Department of Internal Medicine, Division of Pulmonary and Critical Care Medicine, University of Texas Southwestern Medical Center, Dallas, TX 75390, USA.
Acad Radiol. 2011 Aug;18(8):1014-23. doi: 10.1016/j.acra.2011.03.004. Epub 2011 May 18.

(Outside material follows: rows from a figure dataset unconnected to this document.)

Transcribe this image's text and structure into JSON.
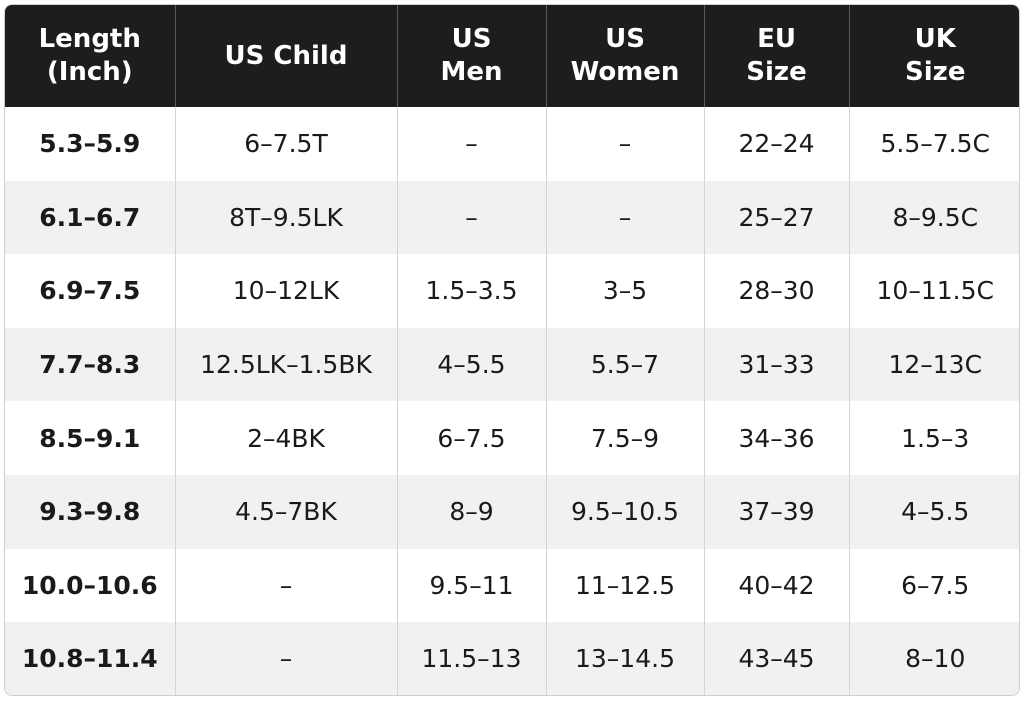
{
  "table": {
    "headers": [
      "Length\n(Inch)",
      "US Child",
      "US\nMen",
      "US\nWomen",
      "EU\nSize",
      "UK\nSize"
    ],
    "rows": [
      [
        "5.3–5.9",
        "6–7.5T",
        "–",
        "–",
        "22–24",
        "5.5–7.5C"
      ],
      [
        "6.1–6.7",
        "8T–9.5LK",
        "–",
        "–",
        "25–27",
        "8–9.5C"
      ],
      [
        "6.9–7.5",
        "10–12LK",
        "1.5–3.5",
        "3–5",
        "28–30",
        "10–11.5C"
      ],
      [
        "7.7–8.3",
        "12.5LK–1.5BK",
        "4–5.5",
        "5.5–7",
        "31–33",
        "12–13C"
      ],
      [
        "8.5–9.1",
        "2–4BK",
        "6–7.5",
        "7.5–9",
        "34–36",
        "1.5–3"
      ],
      [
        "9.3–9.8",
        "4.5–7BK",
        "8–9",
        "9.5–10.5",
        "37–39",
        "4–5.5"
      ],
      [
        "10.0–10.6",
        "–",
        "9.5–11",
        "11–12.5",
        "40–42",
        "6–7.5"
      ],
      [
        "10.8–11.4",
        "–",
        "11.5–13",
        "13–14.5",
        "43–45",
        "8–10"
      ]
    ]
  }
}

Evaluation of chest computed tomography (CT) is usually qualitative or semiquantitative, resulting in subjective descriptions often by different observers over time and imprecise determinations of disease severity within distorted lobes. There is a need for standardized imaging biomarkers to quantify regional disease, maximize diagnostic yield, and facilitate multicenter comparisons. We applied lobe-based voxelwise image analysis to derive regional air (Vair) and tissue (Vtissue) volumes and fractional tissue volume (FTV = tissue/[tissue+air] volume) as internally standardized parameter for assessing interstitial lung disease (ILD).
High-resolution CT was obtained at supine and prone end-inspiration and supine end-expiration in 29 patients with ILD and 20 normal subjects. Lobar Vair, Vtissue, and FTV were expressed along standard coordinate axes.
In normal subjects from end-inspiration to end-expiration, total Vair declined ~43%, FTV increased ~80%, but Vtissue remained unchanged. With increasing ILD, Vair declined and Vtissue rose in all lobes; FTV increased with a peripheral-to-central progression inversely correlated to spirometry and lung diffusing capacity (r(2) = 0.57-0.75, prone end-inspiration). Inter- and intralobar coefficients of variation of FTV increased 84-148% in mild-to-moderate ILD, indicating greater spatial heterogeneity, then normalized in severe ILD. Analysis of discontinuous images incurs <3% error compared to consecutive images.
These regional attenuation-based biomarkers could quantify heterogeneous parenchymal disease in distorted lobes, detect mild ILD involvement in all lobes and describe the pattern of disease progression. The next step would be to study a larger series, examine reproducibility and follow longitudinal changes in correlation with clinical and functional indices.
胸部计算机断层扫描(CT)的评估通常是定性或半定量的,导致不同观察者在不同时间进行主观描述,并且在扭曲的肺叶中对疾病严重程度的判断不准确。因此,需要标准化的成像生物标志物来量化区域性疾病,最大限度地提高诊断效果,并促进多中心比较。我们应用基于肺叶的体素图像分析来推导区域性空气(Vair)和组织(Vtissue)体积以及组织分数体积(FTV=组织/[组织+空气]体积),作为评估间质性肺病(ILD)的内部标准化参数。
在 29 例 ILD 患者和 20 例正常对照者中,分别在仰卧位和俯卧位吸气末及仰卧位呼气末进行高分辨率 CT 扫描。肺叶的 Vair、Vtissue 和 FTV 沿着标准坐标轴进行表达。
在正常对照者中,从吸气末到呼气末,总 Vair 下降约 43%,FTV 增加约 80%,但 Vtissue 保持不变。随着 ILD 的进展,所有肺叶的 Vair 下降,Vtissue 上升;FTV 随着从周边到中央的进展而增加,与肺量计和肺弥散量呈负相关(r²=0.57-0.75,俯卧位吸气末)。在轻度至中度 ILD 中,FTV 的肺叶内和肺叶间变异系数增加 84%-148%,表明空间异质性增加,然后在重度 ILD 中恢复正常。与连续图像相比,分析不连续图像的误差<3%。
这些基于区域性衰减的生物标志物可以量化扭曲肺叶中不均匀的实质疾病,检测所有肺叶中的轻度 ILD 受累,并描述疾病进展的模式。下一步将是研究更大的系列,检查重复性并与临床和功能指标进行纵向变化的相关性。